Gianni Frizzo:
récit d’une phase cruciale de la grève
Durant la grève avec occupation des Ateliers mécaniques CFF Cargo de Bellinzone, le comité de grève – élu démocratiquement et qui, sans cesse, a soumis ses options à la discussion et au vote de plus de 400 participants – a joué un rôle fort et symbolique.
Comme toujours, dans un environnement médiatique, le président de ce comité, Gianni Frizzo, a traduit publiquement l’option démocratique et radicale de l’assemblée des travailleurs et du comité de grève, avec une grande modestie et sagesse.
Nous traduisons ici, pour nos lecteurs et lectrices, un entretien qu’il a accordé à l’hebdomadaire syndical (UNIA), ayant pour titre area, publié le 11 avril 2008. Les questions sont donc celles du journaliste d’area. Elles ont été posées lorsqu’un premier accord débouche sur un début de négociation. La précondition de ce début de négociation: retrait des plans de restructuration du 6 mars 2008, annoncés publiquement par la direction des CFF; «retrait» de la grève. Une bataille gagnée, mais la «guerre» continue. Nous y reviendrons (réd).
Gianni Frizzo, nos félicitations pour cette première victoire très importante.

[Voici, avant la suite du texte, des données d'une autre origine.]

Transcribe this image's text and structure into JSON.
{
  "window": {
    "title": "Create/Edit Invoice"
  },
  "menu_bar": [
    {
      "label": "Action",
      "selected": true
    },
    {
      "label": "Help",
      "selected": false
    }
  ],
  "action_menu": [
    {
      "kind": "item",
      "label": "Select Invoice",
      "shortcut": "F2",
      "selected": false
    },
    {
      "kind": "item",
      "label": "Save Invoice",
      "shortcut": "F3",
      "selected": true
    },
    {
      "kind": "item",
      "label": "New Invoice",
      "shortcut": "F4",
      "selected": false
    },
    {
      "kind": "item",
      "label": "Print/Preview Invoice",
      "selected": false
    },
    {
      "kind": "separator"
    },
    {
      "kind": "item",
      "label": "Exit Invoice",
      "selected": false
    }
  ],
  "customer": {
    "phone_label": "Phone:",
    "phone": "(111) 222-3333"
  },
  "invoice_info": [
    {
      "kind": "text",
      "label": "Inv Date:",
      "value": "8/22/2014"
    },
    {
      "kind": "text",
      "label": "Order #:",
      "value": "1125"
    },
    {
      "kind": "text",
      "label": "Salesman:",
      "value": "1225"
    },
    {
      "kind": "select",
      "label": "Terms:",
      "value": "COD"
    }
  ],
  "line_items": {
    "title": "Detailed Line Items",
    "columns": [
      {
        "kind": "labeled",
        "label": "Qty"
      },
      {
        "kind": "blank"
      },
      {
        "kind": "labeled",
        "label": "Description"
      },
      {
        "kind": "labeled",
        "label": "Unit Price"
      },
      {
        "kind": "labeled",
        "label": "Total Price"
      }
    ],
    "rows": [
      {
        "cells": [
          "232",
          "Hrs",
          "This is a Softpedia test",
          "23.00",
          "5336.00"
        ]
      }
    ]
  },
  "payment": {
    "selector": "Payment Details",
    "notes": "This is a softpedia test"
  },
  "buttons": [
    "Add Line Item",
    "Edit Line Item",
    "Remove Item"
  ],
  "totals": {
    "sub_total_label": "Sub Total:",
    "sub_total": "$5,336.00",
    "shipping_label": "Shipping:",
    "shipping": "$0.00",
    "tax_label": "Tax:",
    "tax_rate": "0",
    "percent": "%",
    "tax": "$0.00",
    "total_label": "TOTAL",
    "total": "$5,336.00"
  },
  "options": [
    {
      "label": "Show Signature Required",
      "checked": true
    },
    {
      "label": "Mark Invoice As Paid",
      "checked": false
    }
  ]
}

Je ne comprends pas pourquoi… Moi-même je me suis laissé transporter par un fleuve gorgé d’eau. Dans ce genre de situation, quand tous sont sur la même longueur d’onde, on ne peut pas se tromper… Quiconque aurait été à ma place, il aurait été conduit en avant par le courant.
Mais à votre place vous deviez vous y trouver. Vous êtes arrivé là avec le comité «Bas les pattes des Ateliers» à la suite d’un travail qui a duré au moins dix ans.
Aujourd’hui, j’ai la confirmation que ce n’était pas faux, tout ce qui a été fait pendant ces années. Parce que, dans cette grève, on n’a fait rien d’autre que répéter ce qui a été toujours été dit. L’élément nouveau, c’est que les conditions étaient réunies pour passer à une phase de lutte active. Cela a été évident pour les collègues en raison de l’attitude intolérable des sommets des CFF. Et alors «on» s’est dit que Gianni n’exagère pas, qu’il a raison et qu’il vaut la peine de le suivre.
Quand avez-vous compris que la situation aurait pu évoluer à votre avantage?
Le tournant a été la grande manifestation du dimanche 30 mars 2008 [à Bellinzona], suivie rapidement de celle également massive du mercredi 2 avril [sur la place du gouvernement dès 16h30, convoquée aussi très vite]. Et lors de cette deuxième manifestation un fait très important est survenu un fait important: le Conseil d’Etat tessinois exécutif cantonal], in corpore, poussé par la grande mobilisation populaire du dimanche précédent, est descendue dans la rue à coté de nous.
Dès ce moment, toute la Suisse s’est rendu compte que le problème est institutionnel, et qu’il revient donc à la politique l’obligation de s’en occuper. A ce point, que le conseiller fédéral [social-démocrate] Moritz Leuenberger a pu dépasser les résistances pour intervenir en première personne.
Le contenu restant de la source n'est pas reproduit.